Don't feel bad.  I live in such an old house that I don't have an exhaust fan in my kitchen.  But even before then I decided that certain things weren't meant to be done in home kitchens that weren't prepared for it.  I often have problems searing meats on top of my stove.  Very high heats and especially higher fat meats cooked very close to the element when you broil will give you a lot of smoke.  I've had freinds who have bought high-end in-kitchen grills with expensive fans (both up and down -draft) who have found their kitchens full of smoke and so noisy we couldn't converse while we were cooking over their very, very, expensive island grills.  Since I don't have a fan in my kitchen, there are certain things I just don't do unless it's warm enough to try it outside on the grill.  

Searing meats often creates this problem.


----------



## SizzlininIN (Aug 11, 2006)

ella/TO said:
			
		

> I would think that the tv show kitchen has more than 1 exhaust fan....don't you think so people?


 
You would think but I've seen the set really smoke up on Rachel and Giadas set a few times but after the commercial it'd always myseteriously clear up.


----------



## ronjohn55 (Aug 11, 2006)

JMediger said:
			
		

> Double check your microwave - unless it was put in against building codes, it should have a fan as part of the unit.
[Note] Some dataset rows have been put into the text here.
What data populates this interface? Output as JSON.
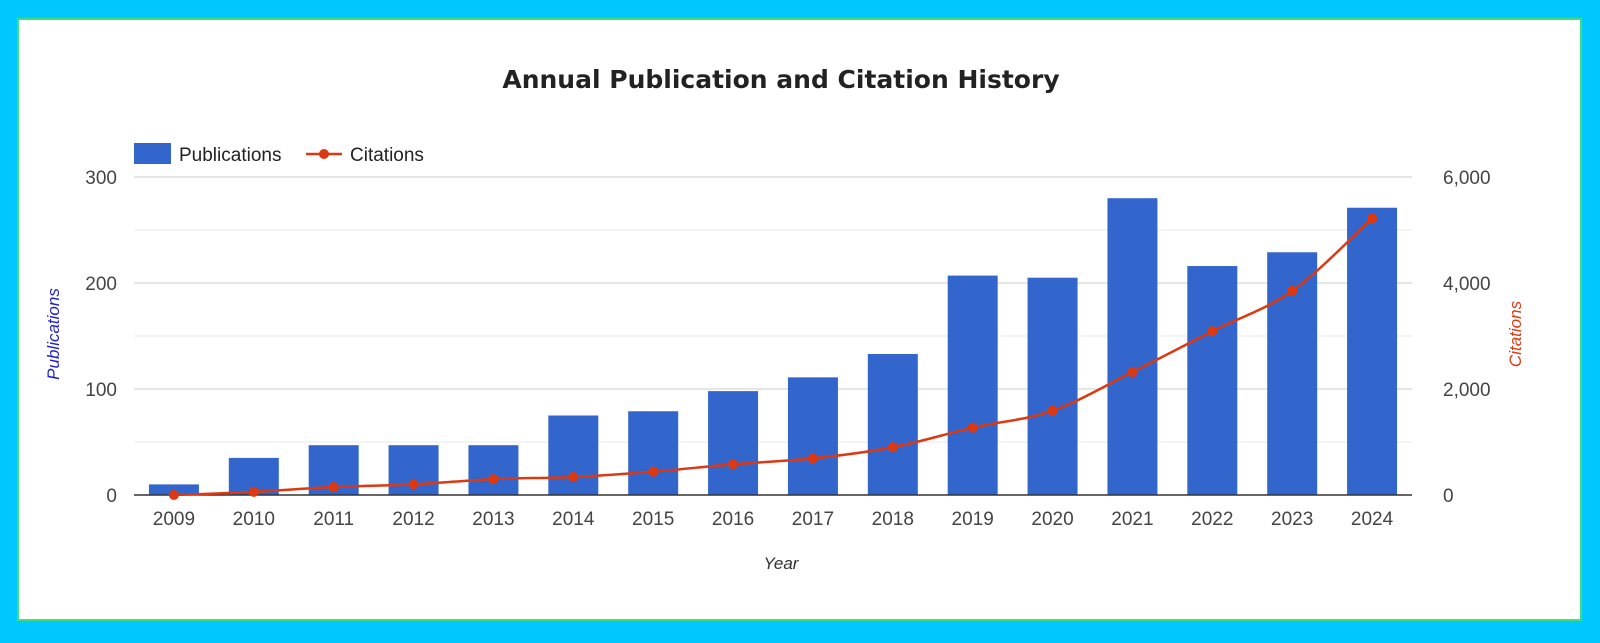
{
  "chart_data": {
    "type": "bar",
    "title": "Annual Publication and Citation History",
    "xlabel": "Year",
    "ylabel": "Publications",
    "y2label": "Citations",
    "categories": [
      "2009",
      "2010",
      "2011",
      "2012",
      "2013",
      "2014",
      "2015",
      "2016",
      "2017",
      "2018",
      "2019",
      "2020",
      "2021",
      "2022",
      "2023",
      "2024"
    ],
    "series": [
      {
        "name": "Publications",
        "type": "bar",
        "axis": "left",
        "color": "#3366cc",
        "values": [
          10,
          35,
          47,
          47,
          47,
          75,
          79,
          98,
          111,
          133,
          207,
          205,
          280,
          216,
          229,
          271
        ]
      },
      {
        "name": "Citations",
        "type": "line",
        "axis": "right",
        "color": "#dc3912",
        "values": [
          0,
          60,
          150,
          200,
          300,
          340,
          440,
          580,
          690,
          900,
          1270,
          1590,
          2320,
          3090,
          3850,
          5220
        ]
      }
    ],
    "ylim": [
      0,
      300
    ],
    "y2lim": [
      0,
      6000
    ],
    "yticks": [
      "0",
      "100",
      "200",
      "300"
    ],
    "y2ticks": [
      "0",
      "2,000",
      "4,000",
      "6,000"
    ],
    "legend_position": "top-left",
    "ylabel_color": "#2222cc",
    "y2label_color": "#dc3912",
    "grid": true
  }
}
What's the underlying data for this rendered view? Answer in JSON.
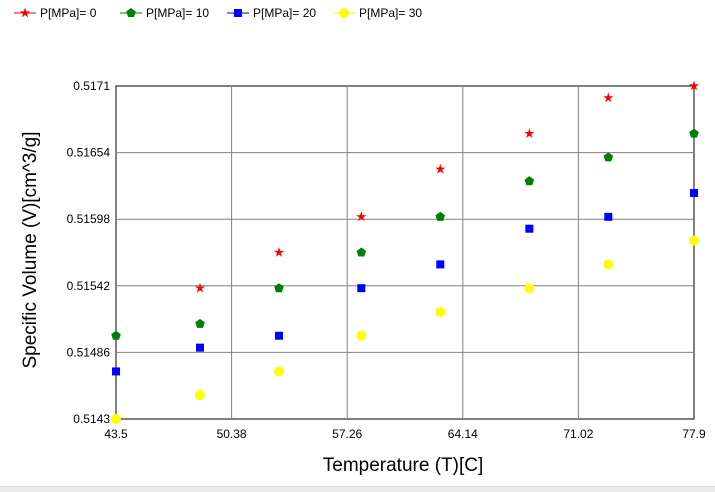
{
  "chart_data": {
    "type": "scatter",
    "title": "",
    "xlabel": "Temperature (T)[C]",
    "ylabel": "Specific Volume (V)[cm^3/g]",
    "xlim": [
      43.5,
      77.9
    ],
    "ylim": [
      0.5143,
      0.5171
    ],
    "x_ticks": [
      "43.5",
      "50.38",
      "57.26",
      "64.14",
      "71.02",
      "77.9"
    ],
    "y_ticks": [
      "0.5143",
      "0.51486",
      "0.51542",
      "0.51598",
      "0.51654",
      "0.5171"
    ],
    "grid": true,
    "legend_position": "top-left",
    "series": [
      {
        "name": "P[MPa]= 0",
        "color": "#ff0000",
        "marker": "star",
        "x": [
          48.5,
          53.2,
          58.1,
          62.8,
          68.1,
          72.8,
          77.9
        ],
        "y": [
          0.5154,
          0.5157,
          0.516,
          0.5164,
          0.5167,
          0.517,
          0.5171
        ]
      },
      {
        "name": "P[MPa]= 10",
        "color": "#008000",
        "marker": "pentagon",
        "x": [
          43.5,
          48.5,
          53.2,
          58.1,
          62.8,
          68.1,
          72.8,
          77.9
        ],
        "y": [
          0.515,
          0.5151,
          0.5154,
          0.5157,
          0.516,
          0.5163,
          0.5165,
          0.5167
        ]
      },
      {
        "name": "P[MPa]= 20",
        "color": "#0000ff",
        "marker": "square",
        "x": [
          43.5,
          48.5,
          53.2,
          58.1,
          62.8,
          68.1,
          72.8,
          77.9
        ],
        "y": [
          0.5147,
          0.5149,
          0.515,
          0.5154,
          0.5156,
          0.5159,
          0.516,
          0.5162
        ]
      },
      {
        "name": "P[MPa]= 30",
        "color": "#ffff00",
        "marker": "circle",
        "x": [
          43.5,
          48.5,
          53.2,
          58.1,
          62.8,
          68.1,
          72.8,
          77.9
        ],
        "y": [
          0.5143,
          0.5145,
          0.5147,
          0.515,
          0.5152,
          0.5154,
          0.5156,
          0.5158
        ]
      }
    ]
  }
}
Codes say that you must have some sort of cooking exhaust available ... either overhead or a down draft system. If you are renting, I would be really surprised if it wasn't there ...
> 
> Good Luck!


 
Well, as an owner of an overhead microwave with a fan system (one with filters that are regularly cleaned), I can honestly say the thing is next to worthless when it comes to a smokey kitchen. 

The solution? Make sure whatever is smoking up the kitchen smells good! 

John


----------



## GB (Aug 11, 2006)

My overhead mic has a great fan. there is even an option to turbo it (super high setting). When that thing gets going it is deafening. Even that is no match for the smoke a pan cooked steak gives off.


----------